After rereading forum posts yet again, I just decided to set all the dense layers as trainable, and re-ran things on my sample - got over 90% accuracy on the first shot. Then on the full data set - first epoch got to val_acc: 0.735, and #2 hit 98% accuracy (admittedly with plenty of overfitting).
Now that the initial shock has worn off, this isn’t as satisfying as I’d hoped. It’s not like I have a better understanding of the data, or a deep understanding of why retraining the dense layers is so effective (at least not yet). I just tried something, and it sort of worked.

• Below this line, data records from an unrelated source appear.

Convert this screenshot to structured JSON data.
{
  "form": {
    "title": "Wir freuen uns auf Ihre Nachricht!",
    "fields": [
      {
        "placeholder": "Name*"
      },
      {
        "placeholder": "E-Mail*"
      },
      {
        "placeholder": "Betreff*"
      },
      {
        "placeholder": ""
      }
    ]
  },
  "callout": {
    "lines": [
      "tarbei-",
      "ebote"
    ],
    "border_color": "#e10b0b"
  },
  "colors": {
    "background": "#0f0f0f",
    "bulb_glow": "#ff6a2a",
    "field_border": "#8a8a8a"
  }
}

I have an economics background. In that field, a model is typically informed by theory. Data mining is looked down upon as mere correlation, when what you need for policy making is a theory about (and statistics demonstrating) causality. At least correlation often has an intuitive interpretation even if interpretation can literally be dangerous. But this … it’s just a mashup of simple math and a ton of data.
Is anyone else struggling with this? I have trouble trusting what I’m seeing. Is there any external validity? I know there are a million blogposts about this issue, but I’d love to hear your thoughts, or be directed to some writings that you think grapple with this issue effectively.
I have a feeling that this is partly a generational thing - a generation growing up with self-driving cars and hacking neural nets from high school or college will trust them because they do work. Is my suspicion unreasonable? According to these papers, it’s not entirely unreasonable. But these may be outliers.
http://www.evolvingai.org/fooling
http://cs.nyu.edu/~zaremba/docs/understanding.pdf
Still, as someone who will likely be depending on neural networks to solve difficult real-world problems for real customers spending real money, I am a bit troubled by their black-box nature. They must be terrible to debug!